The world has changed the way it communicates, manages and grows. But the change that’s had (and will have) the greatest impact on human beings is the one in the workplace, a change that’s exposed how we lag behind in relation to the teaching profession.
Technological progress has brought about a number of major changes in the way we work and interact with each other. “Lone rangers” or individualistic professionals are dying out in modern society. Nowadays, big business bases its human capital on collaborative skills, teamwork, analysis, innovative responses, social communication as a factor in social integration and growth and care for the environment as a mandatory standard.

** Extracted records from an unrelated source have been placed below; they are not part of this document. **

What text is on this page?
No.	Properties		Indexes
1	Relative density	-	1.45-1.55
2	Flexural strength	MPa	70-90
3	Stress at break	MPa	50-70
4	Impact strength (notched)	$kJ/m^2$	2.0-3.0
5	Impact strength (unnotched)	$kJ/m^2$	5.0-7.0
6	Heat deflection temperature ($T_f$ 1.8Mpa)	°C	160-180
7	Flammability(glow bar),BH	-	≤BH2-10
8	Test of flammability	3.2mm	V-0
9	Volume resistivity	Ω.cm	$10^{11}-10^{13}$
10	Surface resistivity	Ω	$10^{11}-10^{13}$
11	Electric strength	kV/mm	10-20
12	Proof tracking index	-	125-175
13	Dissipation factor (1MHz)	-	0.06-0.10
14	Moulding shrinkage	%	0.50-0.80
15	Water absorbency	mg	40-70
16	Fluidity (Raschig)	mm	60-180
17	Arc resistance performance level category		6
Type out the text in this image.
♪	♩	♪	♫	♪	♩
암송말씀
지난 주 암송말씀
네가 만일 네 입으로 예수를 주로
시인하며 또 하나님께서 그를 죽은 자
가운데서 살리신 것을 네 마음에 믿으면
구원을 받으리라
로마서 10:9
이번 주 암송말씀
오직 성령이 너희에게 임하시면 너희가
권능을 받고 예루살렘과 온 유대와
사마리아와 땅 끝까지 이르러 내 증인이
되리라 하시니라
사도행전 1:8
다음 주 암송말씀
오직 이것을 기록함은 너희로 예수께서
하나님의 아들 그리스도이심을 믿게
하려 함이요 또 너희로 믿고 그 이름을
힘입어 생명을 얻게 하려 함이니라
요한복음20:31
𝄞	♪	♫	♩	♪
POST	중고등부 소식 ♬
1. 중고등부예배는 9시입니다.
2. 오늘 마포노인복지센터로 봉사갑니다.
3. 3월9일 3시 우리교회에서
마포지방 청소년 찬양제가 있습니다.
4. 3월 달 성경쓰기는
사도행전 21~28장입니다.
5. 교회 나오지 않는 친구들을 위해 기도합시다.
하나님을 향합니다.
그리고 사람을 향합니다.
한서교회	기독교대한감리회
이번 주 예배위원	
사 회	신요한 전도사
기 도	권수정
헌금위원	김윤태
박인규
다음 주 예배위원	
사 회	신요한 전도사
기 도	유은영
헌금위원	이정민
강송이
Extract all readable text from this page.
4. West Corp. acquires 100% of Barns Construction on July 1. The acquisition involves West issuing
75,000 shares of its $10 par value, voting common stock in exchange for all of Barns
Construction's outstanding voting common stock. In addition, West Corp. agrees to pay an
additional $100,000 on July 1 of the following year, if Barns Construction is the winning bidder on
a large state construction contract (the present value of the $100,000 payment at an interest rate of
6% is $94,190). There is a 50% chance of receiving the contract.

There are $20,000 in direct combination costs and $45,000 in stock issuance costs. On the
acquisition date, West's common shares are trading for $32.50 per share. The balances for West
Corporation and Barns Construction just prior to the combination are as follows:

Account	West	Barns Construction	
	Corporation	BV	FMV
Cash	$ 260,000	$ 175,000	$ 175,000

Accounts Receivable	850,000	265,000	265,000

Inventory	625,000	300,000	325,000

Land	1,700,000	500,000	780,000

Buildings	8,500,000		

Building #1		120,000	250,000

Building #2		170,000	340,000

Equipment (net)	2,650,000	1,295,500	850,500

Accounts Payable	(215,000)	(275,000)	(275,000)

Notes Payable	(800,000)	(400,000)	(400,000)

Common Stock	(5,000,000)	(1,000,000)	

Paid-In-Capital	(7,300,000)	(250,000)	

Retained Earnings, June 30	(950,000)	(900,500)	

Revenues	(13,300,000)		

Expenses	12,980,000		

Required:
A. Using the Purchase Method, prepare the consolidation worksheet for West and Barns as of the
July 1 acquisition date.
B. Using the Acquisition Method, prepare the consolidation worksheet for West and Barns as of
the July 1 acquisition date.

However, the educational models in use in our classrooms lack a great deal in their response to these new working models. The “relater” as the only means of transferring knowledge is undergoing profound changes and, unfortunately for the adult world, these changes aren’t being led by innovative pedagogical currents, as they’ve been caused by the habits and customs of younger people, who’ve ended up being early adopters, the kids who’ve taken to the technology.
Long ago, some of the most advanced countries took a fundamental step for their societies by developing pedagogical models that encouraged a willingness to inquire among learners. Structural changes such as case studies, teamwork, presentations and the defence of papers and points of view are taking place at some of their universities. These significant changes include a major drive towards innovative pedagogical practices such as Project Based Learning, the Flipped Classroom and different educational tools and platforms to promote active pedagogy, thus overcoming the “professor’s narrative” that’s prevailed since the origins of contemporary education.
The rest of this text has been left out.